Australian Prime Minister Scott Morrison will visit the Solomon Islands next week, two sources familiar with the plans said on Monday, as Western nations seek to rein in China’s influence on the tiny Pacific island.
With the United States and its allies keen to ensure China does not increase its foothold in the Pacific, protecting diplomatic recognition for self-ruled Taiwan has emerged as a flashpoint in regional ties.
“China is the Solomon Islands’ largest trading partner and this is adding a lot of pressure on lawmakers to switch allegiances,” said Jonathan Pryke, Pacific Islands program director at the think-tank, the Lowy Institute.
The Solomon Islands is one of a handful of Pacific countries to recognize Taiwan, a policy now in question after recent elections.
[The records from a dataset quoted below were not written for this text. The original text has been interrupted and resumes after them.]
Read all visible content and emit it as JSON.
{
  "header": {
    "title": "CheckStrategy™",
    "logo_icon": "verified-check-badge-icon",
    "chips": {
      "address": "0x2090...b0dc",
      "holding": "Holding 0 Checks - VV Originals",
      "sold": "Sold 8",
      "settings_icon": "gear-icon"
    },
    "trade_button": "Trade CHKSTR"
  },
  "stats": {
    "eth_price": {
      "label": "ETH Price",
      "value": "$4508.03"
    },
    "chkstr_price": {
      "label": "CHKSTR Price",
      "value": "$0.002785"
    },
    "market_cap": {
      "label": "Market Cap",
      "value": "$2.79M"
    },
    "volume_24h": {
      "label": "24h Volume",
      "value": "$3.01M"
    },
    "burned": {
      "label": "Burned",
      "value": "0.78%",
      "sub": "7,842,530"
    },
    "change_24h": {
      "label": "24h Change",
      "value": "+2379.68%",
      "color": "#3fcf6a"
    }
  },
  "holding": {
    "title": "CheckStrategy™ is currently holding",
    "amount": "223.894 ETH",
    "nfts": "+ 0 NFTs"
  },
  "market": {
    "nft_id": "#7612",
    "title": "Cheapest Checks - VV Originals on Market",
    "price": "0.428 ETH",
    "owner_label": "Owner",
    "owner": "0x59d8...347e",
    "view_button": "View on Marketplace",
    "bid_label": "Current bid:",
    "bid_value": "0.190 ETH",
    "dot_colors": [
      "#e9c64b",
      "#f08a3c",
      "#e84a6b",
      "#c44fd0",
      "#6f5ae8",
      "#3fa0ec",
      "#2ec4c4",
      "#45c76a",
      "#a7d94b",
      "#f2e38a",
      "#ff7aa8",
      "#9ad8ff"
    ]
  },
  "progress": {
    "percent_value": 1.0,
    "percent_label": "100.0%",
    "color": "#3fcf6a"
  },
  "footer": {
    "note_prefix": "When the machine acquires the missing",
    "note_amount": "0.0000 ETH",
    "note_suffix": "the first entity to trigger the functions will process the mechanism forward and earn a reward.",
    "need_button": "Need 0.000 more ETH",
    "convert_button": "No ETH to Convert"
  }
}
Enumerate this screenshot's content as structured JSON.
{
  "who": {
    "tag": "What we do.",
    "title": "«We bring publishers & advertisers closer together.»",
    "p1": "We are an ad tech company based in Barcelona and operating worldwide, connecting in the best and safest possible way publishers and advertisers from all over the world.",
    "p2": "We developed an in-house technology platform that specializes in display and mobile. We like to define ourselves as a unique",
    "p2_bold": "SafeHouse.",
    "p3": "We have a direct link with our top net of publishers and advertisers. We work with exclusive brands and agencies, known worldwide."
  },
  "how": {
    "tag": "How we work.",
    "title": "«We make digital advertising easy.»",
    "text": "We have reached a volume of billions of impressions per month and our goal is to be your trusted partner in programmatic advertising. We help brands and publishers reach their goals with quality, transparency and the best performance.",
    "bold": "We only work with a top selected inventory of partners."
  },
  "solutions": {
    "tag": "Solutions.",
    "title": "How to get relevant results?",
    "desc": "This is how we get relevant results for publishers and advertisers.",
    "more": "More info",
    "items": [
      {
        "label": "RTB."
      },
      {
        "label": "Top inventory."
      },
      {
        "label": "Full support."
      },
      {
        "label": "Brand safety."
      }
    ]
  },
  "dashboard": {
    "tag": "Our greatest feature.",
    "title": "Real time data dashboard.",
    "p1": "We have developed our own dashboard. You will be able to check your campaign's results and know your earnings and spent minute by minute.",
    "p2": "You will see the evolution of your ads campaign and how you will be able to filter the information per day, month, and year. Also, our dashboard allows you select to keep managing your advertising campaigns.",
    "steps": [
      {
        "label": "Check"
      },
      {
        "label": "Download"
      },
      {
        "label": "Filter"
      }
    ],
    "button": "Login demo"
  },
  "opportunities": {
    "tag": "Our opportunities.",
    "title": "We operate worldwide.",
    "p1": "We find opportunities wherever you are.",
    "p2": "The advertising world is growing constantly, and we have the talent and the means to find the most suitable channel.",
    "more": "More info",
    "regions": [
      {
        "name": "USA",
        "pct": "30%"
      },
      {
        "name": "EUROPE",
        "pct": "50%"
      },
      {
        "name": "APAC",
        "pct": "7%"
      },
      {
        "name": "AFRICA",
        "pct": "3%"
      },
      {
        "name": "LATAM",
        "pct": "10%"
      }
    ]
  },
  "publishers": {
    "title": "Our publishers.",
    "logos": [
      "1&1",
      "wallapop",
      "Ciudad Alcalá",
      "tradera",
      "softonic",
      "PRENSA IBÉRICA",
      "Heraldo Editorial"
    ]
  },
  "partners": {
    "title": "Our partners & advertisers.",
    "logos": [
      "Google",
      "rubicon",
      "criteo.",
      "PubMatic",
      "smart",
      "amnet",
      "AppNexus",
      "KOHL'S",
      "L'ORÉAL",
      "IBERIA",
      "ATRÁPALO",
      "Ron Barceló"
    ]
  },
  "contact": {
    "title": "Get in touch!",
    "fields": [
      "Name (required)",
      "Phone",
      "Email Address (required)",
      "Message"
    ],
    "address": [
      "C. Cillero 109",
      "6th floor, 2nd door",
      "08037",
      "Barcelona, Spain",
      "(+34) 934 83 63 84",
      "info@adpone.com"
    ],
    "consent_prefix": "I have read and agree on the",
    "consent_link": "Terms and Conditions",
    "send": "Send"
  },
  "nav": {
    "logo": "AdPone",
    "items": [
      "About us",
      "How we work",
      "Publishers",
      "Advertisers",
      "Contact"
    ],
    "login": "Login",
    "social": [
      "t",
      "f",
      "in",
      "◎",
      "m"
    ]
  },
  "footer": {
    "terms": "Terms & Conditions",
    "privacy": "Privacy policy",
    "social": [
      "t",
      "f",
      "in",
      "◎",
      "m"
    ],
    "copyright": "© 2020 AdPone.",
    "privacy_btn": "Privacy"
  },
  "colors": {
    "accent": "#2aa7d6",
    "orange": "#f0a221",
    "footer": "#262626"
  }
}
China views as Taiwan as a renegade province with no right to state-to-state ties.
On Friday, a senior US official said Washington would help Pacific countries in the face of China’s attempts to influence them.
Those remarks threaten to inflame tension between the US and China already heated by their trade war, US sanctions and China’s increasingly muscular military posture in the South China Sea.
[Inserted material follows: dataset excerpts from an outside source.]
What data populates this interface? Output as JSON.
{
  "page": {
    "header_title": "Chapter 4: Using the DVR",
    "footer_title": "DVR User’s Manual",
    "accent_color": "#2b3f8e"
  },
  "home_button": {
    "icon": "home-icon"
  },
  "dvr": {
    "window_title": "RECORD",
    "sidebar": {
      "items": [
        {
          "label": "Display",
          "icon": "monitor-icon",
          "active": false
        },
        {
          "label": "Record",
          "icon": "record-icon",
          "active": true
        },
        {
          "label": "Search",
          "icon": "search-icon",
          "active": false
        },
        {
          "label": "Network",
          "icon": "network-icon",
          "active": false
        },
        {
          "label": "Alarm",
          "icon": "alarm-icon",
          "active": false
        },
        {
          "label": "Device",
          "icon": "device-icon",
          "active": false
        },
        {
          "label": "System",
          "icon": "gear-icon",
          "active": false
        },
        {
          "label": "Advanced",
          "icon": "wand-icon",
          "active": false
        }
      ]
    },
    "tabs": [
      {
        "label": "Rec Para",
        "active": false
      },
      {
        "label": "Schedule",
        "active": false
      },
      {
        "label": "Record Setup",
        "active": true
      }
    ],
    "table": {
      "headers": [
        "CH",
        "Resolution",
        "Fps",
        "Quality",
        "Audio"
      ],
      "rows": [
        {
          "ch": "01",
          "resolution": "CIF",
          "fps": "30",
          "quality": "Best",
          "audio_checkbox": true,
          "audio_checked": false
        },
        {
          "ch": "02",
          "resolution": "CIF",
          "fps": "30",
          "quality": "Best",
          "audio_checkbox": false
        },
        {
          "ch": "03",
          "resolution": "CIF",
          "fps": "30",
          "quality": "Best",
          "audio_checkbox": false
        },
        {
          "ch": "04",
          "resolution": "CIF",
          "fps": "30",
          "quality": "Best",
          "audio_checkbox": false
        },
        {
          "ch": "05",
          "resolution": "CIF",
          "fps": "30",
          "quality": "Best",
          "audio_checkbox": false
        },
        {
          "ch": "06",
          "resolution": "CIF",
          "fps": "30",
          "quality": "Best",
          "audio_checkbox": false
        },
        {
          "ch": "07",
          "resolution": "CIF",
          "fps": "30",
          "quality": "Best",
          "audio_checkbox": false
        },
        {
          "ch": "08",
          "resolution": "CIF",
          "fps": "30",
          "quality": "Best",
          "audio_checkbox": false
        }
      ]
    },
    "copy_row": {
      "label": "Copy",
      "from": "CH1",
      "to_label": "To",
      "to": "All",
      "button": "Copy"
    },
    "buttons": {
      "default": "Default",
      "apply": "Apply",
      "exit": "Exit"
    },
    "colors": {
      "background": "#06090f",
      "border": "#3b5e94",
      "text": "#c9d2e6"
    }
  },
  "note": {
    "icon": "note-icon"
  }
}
Morrison’s first overseas trip since winning re-election this month will also be the first time an Australian prime minister has visited the Solomon Islands since 2008.
Soft power
Australia and China have been vying for influence in sparsely populated Pacific island countries that control vast swathes of resource-rich oceans.
Keen to undercut China’s Belt and Road Initiative, Australia has directed ever larger amounts of its foreign aid to the region.
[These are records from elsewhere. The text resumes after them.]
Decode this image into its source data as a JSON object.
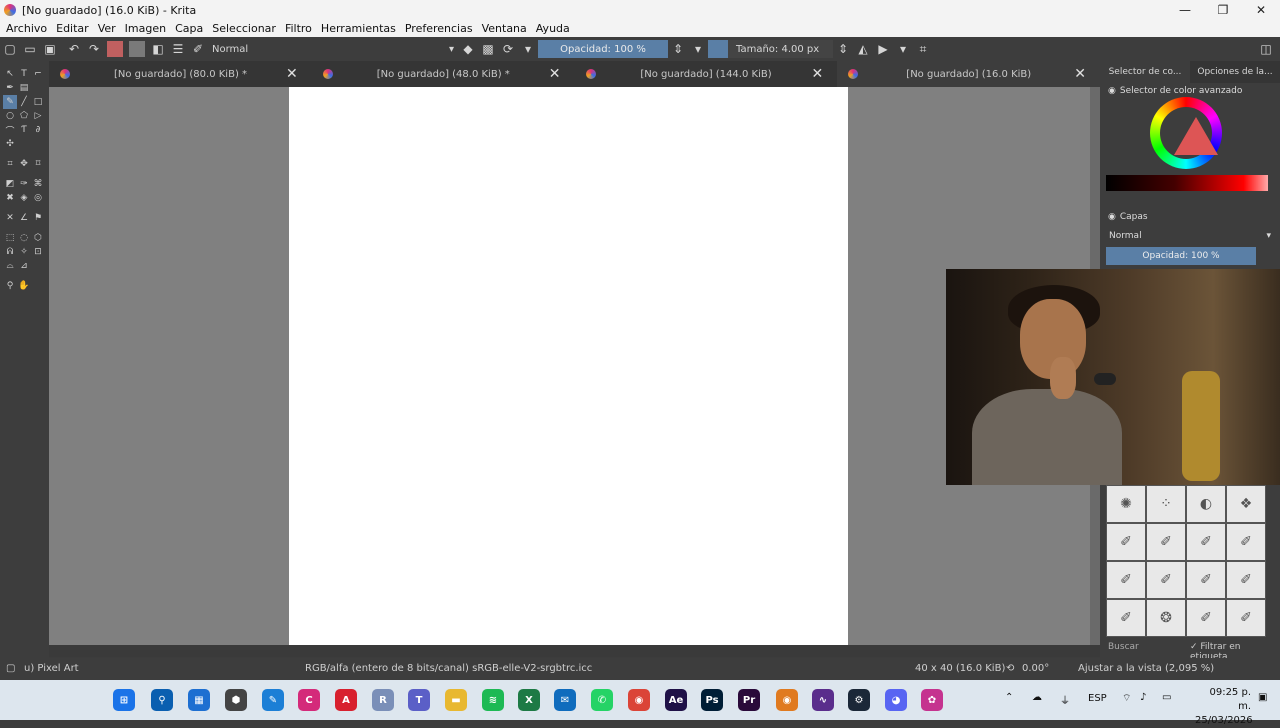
{
  "window": {
    "title": "[No guardado]  (16.0 KiB)  - Krita",
    "controls": [
      "—",
      "❐",
      "✕"
    ]
  },
  "menu": [
    "Archivo",
    "Editar",
    "Ver",
    "Imagen",
    "Capa",
    "Seleccionar",
    "Filtro",
    "Herramientas",
    "Preferencias",
    "Ventana",
    "Ayuda"
  ],
  "toolbar": {
    "blend_mode": "Normal",
    "opacity": "Opacidad: 100 %",
    "size": "Tamaño: 4.00 px",
    "colors": {
      "foreground": "#c06060",
      "background": "#7a7a7a",
      "accent": "#5a7fa6"
    }
  },
  "tabs": [
    {
      "label": "[No guardado]  (80.0 KiB) *"
    },
    {
      "label": "[No guardado]  (48.0 KiB) *"
    },
    {
      "label": "[No guardado]  (144.0 KiB)"
    },
    {
      "label": "[No guardado]  (16.0 KiB)"
    }
  ],
  "dock": {
    "tabs": [
      "Selector de co...",
      "Opciones de la..."
    ],
    "color_panel_title": "Selector de color avanzado",
    "layers_title": "Capas",
    "layer_blend": "Normal",
    "layer_opacity": "Opacidad: 100 %",
    "brush_search": "Buscar",
    "brush_filter": "✓ Filtrar en etiqueta"
  },
  "status": {
    "brush_name": "u) Pixel Art",
    "color_space": "RGB/alfa (entero de 8 bits/canal)  sRGB-elle-V2-srgbtrc.icc",
    "image_size": "40 x 40 (16.0 KiB)",
    "rotation": "0.00°",
    "zoom": "Ajustar a la vista (2,095 %)"
  },
  "taskbar": {
    "apps": [
      {
        "name": "windows-start-icon",
        "glyph": "⊞",
        "color": "#1a73e8"
      },
      {
        "name": "search-icon",
        "glyph": "⚲",
        "color": "#0a5fb0"
      },
      {
        "name": "store-icon",
        "glyph": "▦",
        "color": "#1d6fd1"
      },
      {
        "name": "app-icon",
        "glyph": "⬢",
        "color": "#444444"
      },
      {
        "name": "clip-studio-icon",
        "glyph": "✎",
        "color": "#1c7fd6"
      },
      {
        "name": "clip-studio-ex-icon",
        "glyph": "C",
        "color": "#d42a7a"
      },
      {
        "name": "acrobat-icon",
        "glyph": "A",
        "color": "#d8202e"
      },
      {
        "name": "r-app-icon",
        "glyph": "R",
        "color": "#7a8fb8"
      },
      {
        "name": "teams-icon",
        "glyph": "T",
        "color": "#5b5fc7"
      },
      {
        "name": "file-explorer-icon",
        "glyph": "▬",
        "color": "#e8b830"
      },
      {
        "name": "spotify-icon",
        "glyph": "≋",
        "color": "#1db954"
      },
      {
        "name": "excel-icon",
        "glyph": "X",
        "color": "#1d7a45"
      },
      {
        "name": "outlook-icon",
        "glyph": "✉",
        "color": "#0f6cbd"
      },
      {
        "name": "whatsapp-icon",
        "glyph": "✆",
        "color": "#25d366"
      },
      {
        "name": "chrome-icon",
        "glyph": "◉",
        "color": "#db4437"
      },
      {
        "name": "after-effects-icon",
        "glyph": "Ae",
        "color": "#1f1147"
      },
      {
        "name": "photoshop-icon",
        "glyph": "Ps",
        "color": "#001e36"
      },
      {
        "name": "premiere-icon",
        "glyph": "Pr",
        "color": "#2a0a3a"
      },
      {
        "name": "chrome-profile-icon",
        "glyph": "◉",
        "color": "#e07a1f"
      },
      {
        "name": "wave-app-icon",
        "glyph": "∿",
        "color": "#5a2d8c"
      },
      {
        "name": "steam-icon",
        "glyph": "⚙",
        "color": "#1b2838"
      },
      {
        "name": "discord-icon",
        "glyph": "◕",
        "color": "#5865f2"
      },
      {
        "name": "krita-icon",
        "glyph": "✿",
        "color": "#c5338f"
      }
    ],
    "tray": {
      "language": "ESP",
      "time": "09:25 p. m.",
      "date": "25/03/2026"
    }
  }
}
In 2018, Australia said it would spend $139 million to develop undersea internet cable links to Papua New Guinea and the Solomon Islands, amid national security concerns about China’s Huawei Technologies Co Ltd.
That year, Australia became the first country to ban the world’s largest maker of telecom network gear from its nascent broadband network, a step the United States followed this year by effectively banning US firms from doing business with Huawei.
In November, Australia offered Pacific countries up to A$3 billion in grants and cheap loans in build infrastructure, as Morrison declared the region was “our patch”.
Australia has won favor through its spending commitments but its support of its dominant coal industry is a sore point for many in the region.
“There is little doubt that many Pacific islands will have been unhappy with the re-election of Morrison,” said Peter Chen, a political science professor at the University of Sydney. “He will need to find common ground to repair that relationship.”